こちらが.htpasswdファイルへの記述です。複数ユーザにも対応可能ですのでその場合は同ファイル内に羅列して書いてしまって構いません。そしてこちらも文の終わりの改行が必須です。

AuthName "hidden"
AuthUserFile "/home/usr/.htpasswd"
AuthType Basic
require valid-user

こちらが.htaccessの記述です。AuthNameという項目は、パスワードを求める領域の名称で、ダイアログの本文に現れます。特に意味はないので好きな名称を設定してください。AuthUserFileには.htpasswdファイルへのパスを与えます。なお.htpasswdのファイル名は自由に決められるようですので、パスの指定もそれに即して変えてください。AuthType Basicは認証の種類で、この他にDigestという値もとり得ますが、対応ブラウザが狭い、Apacheのヴァージョンにより書式が異なる部分が出るなどの問題があり、あまり積極的に採用されていないようです。最後のrequireでは複数ユーザが登録されていた場合に、アクセスを許すユーザを名指しで指定するというものです。vaLid-userにしておけば、全登録ユーザを許可します。
このBasic認証は少し面倒くさいでしょうか。ちなみに、cPanelではこのBasic認証の設定をPassword Protected DirectoriesというアイコンからGUIで行えます。ちゃんと.htpasswdをドキュメントルートより上に保存してくれるので便利です。

アクセスのリダイレクトを行う

指定されたパスにアクセスがあったとき、そのアクセスを別のアドレスに振り向けます。

Redirect permanent / http://www.google.com/

この例では、Redirect permanentの部分が設定項目名で、その後ろに値を2つ与えています。1つ目の値はただのスラッシュですが、これはドキュメントルートを指定して与えていると読んで下さい。もしドキュメントルート直下のpageディレクトリを与えたいなら/page/となります。2つ目の値はリダイレクト先のhttp://から始まるアドレスです。つまりこの例では、ホームページにアクセスされたらgoogle.comにジャンプするという結果になります。ホームページ移転などがあったときに、この設定を使って新ページにリダイレクトしましょう。

特定の拡張子のファイルへのアクセスを禁止する

さて、長々と説明してきてやっと前回予告した機能の説明に入ります。最後になってしまったのは、書式がこれまでのものといくらか異なるからです。拡張子.iniのファイルへのアクセスを禁止する例を見てみましょう。

<Files ~ "\.ini$">
deny from all
</Files>

htmlのような、タグで挟んだ書式になっています。しかし異なるのは、タグの終わりと文の終わりに改行を必要とするため、3行で1セットということです。
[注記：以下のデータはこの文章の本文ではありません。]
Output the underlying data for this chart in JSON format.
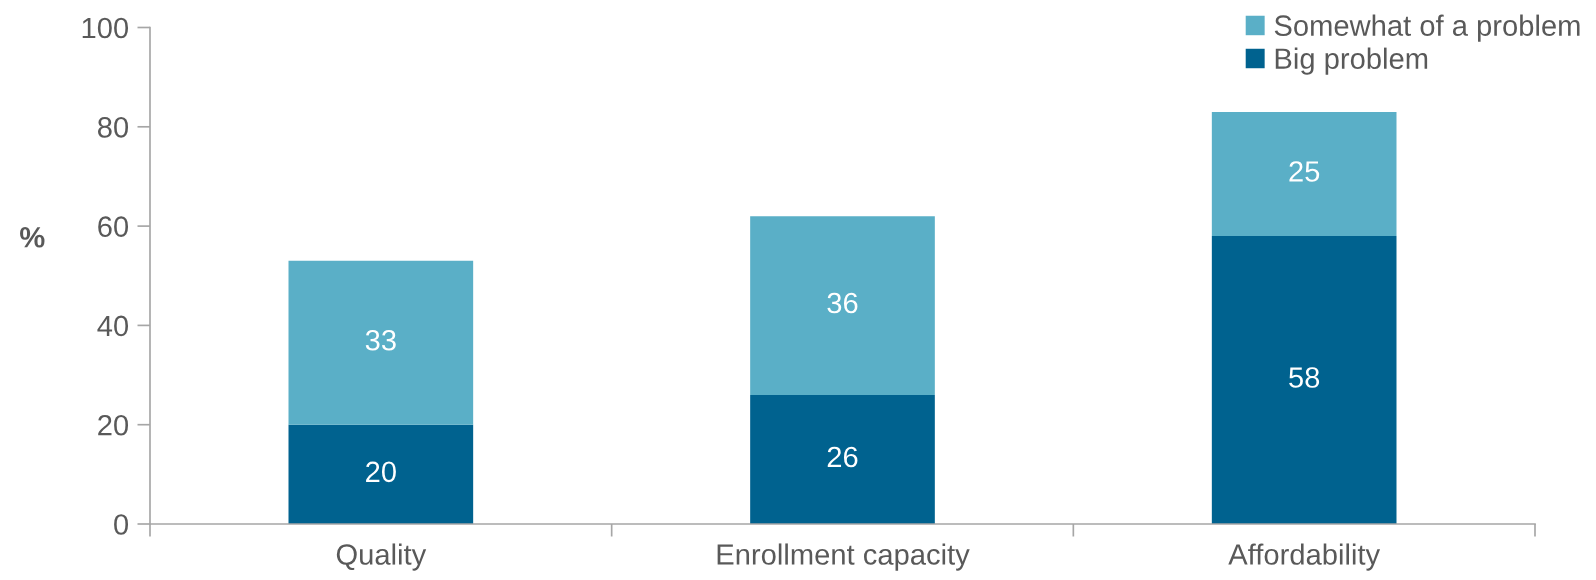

最初のタグの中にあるバックスラッシュは、正規表現でのエスケープを表しています。windows環境では¥マークになりますね。正規表現全般については説明を省きますが、この項目でよく使いそうな指定としては、”または”を表す|(縦の一本棒)、前方一致を表す^、後方一致の$などがあります。それらを使って、拡張子が.iniおよびファイル名の先頭が.htのファイル(.htaccess、.htpasswd)へのアクセスを禁止してみます。

<Files ~ "\.ini$|^\.ht">
deny from all
</Files>

他にも特定プロバイダからのアクセス禁止や、カスタムエラーページの参照などできることは沢山あるのですが、ひとまずここでは解説を省きます。また.htaccessを使ったPHPの設定変更(php.iniを使用しない)については、独立したエントリに書くつもりです。